向日葵の病室②
「私は今でもどうして手話であなたと接してると思う?」
いや、分からない、正直、僕は疑問にもしなかった。向日葵とは手話という動作を覚えることで、付き合えるきっかけにしただけで、僕と手話で会話してることに違和感こそあれ、疑問には思わなかった。
「ごめん、分からない。」
「私はそんな会社にはいる必要ないんじゃないかな?って思うよ。」
「じゃあどうしろと?」
僕は自分の意思表明を曲げられた感覚で少し腹が立った。
向日葵の手話はそれ自体出来る人が限られている現在において、恐らく世界一の意思表現の美しさ、動作的な意味での繊細な動きだろうと思う。
この動きはその想いを乗せながら、相手に伝えるという点で今でもAIやロボットにはできない聴覚障害の人間の賜物ではないだろうか。

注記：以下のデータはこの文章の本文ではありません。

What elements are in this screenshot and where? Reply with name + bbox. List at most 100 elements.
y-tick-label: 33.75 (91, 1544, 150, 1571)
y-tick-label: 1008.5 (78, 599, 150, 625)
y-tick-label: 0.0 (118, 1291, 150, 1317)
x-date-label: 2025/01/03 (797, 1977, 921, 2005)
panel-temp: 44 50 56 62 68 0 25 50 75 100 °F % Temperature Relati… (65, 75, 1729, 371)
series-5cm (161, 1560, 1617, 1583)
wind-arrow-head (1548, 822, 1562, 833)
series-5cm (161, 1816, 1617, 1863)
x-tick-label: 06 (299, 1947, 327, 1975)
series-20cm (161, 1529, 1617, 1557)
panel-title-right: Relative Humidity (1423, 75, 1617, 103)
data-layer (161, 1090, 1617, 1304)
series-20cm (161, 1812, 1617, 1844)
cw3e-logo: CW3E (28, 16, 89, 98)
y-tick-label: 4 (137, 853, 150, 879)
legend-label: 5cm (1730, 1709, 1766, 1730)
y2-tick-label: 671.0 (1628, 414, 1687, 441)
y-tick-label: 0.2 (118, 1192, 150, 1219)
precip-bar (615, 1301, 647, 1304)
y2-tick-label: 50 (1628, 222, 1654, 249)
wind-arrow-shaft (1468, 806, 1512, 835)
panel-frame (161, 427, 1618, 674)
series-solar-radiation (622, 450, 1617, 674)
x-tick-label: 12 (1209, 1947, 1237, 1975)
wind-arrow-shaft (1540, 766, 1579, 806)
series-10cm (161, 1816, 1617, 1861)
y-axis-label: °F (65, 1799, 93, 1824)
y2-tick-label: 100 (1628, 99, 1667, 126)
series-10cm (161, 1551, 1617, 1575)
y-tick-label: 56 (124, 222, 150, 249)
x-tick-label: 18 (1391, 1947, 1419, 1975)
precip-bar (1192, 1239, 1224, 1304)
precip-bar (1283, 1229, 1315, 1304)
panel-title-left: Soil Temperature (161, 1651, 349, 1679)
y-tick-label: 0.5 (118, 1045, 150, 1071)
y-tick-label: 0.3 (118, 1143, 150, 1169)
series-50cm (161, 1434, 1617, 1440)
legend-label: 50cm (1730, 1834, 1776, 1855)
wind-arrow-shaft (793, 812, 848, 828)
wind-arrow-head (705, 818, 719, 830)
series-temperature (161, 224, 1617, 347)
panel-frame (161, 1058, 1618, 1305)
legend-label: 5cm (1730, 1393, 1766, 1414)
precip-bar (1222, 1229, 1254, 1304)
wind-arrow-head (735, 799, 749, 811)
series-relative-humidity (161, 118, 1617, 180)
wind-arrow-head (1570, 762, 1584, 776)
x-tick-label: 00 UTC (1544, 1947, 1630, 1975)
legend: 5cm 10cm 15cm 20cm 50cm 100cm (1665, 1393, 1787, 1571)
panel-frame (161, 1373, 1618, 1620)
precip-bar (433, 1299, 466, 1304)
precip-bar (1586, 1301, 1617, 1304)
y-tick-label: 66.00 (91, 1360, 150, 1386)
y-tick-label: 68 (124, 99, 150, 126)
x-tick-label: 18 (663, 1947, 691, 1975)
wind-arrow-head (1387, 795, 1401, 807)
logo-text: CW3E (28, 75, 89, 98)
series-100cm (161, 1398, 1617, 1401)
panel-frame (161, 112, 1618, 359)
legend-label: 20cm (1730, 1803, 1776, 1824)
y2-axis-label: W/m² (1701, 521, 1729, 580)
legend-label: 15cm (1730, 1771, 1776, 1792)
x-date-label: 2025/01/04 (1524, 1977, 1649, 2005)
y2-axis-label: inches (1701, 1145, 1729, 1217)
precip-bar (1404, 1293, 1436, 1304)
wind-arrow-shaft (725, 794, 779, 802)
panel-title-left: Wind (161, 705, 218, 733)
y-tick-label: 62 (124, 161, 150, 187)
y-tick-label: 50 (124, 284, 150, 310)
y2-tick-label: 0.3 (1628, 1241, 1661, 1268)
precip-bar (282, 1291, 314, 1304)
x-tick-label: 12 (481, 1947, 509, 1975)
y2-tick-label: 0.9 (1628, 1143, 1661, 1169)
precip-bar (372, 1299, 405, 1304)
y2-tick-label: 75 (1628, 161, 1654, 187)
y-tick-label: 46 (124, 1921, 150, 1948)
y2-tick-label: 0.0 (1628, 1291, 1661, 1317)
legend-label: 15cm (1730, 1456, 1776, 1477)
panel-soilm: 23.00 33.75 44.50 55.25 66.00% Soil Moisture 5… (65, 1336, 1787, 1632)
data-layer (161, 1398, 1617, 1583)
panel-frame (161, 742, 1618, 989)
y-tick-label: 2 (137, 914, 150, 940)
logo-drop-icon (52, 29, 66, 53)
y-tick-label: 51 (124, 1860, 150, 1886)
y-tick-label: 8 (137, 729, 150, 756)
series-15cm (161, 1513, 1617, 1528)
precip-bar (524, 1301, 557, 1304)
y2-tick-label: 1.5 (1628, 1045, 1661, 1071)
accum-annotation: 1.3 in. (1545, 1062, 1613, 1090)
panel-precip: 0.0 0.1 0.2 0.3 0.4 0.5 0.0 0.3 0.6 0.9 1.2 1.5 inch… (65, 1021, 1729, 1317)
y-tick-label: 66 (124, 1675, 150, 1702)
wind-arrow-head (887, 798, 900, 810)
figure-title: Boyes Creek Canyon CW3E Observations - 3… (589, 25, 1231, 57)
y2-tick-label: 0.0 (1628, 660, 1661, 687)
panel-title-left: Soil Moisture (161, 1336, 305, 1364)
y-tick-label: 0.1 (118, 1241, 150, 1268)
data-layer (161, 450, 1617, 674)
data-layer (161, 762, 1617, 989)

向日葵の手の綺麗さも含めて、お世辞ではなく、そうだと思う。
「それを考えるのが、脱ゆとり失敗世代のリベンジなんじゃないの?」
「脱ゆとり失敗は気に触るな。」
向日葵は同い年なくせに、僕を脱ゆとり失敗世代とよく言う。彼女曰く人工知能と並存して生きる若者のことを言っているんだろう。
僕はまた来るよと伝えて、病室を後にした。
次の日は会社が休みだったため、部屋に篭り、自分の今後を考えていた。
もちろん、今、何が起きているのか?それを含めて、自分の進退を。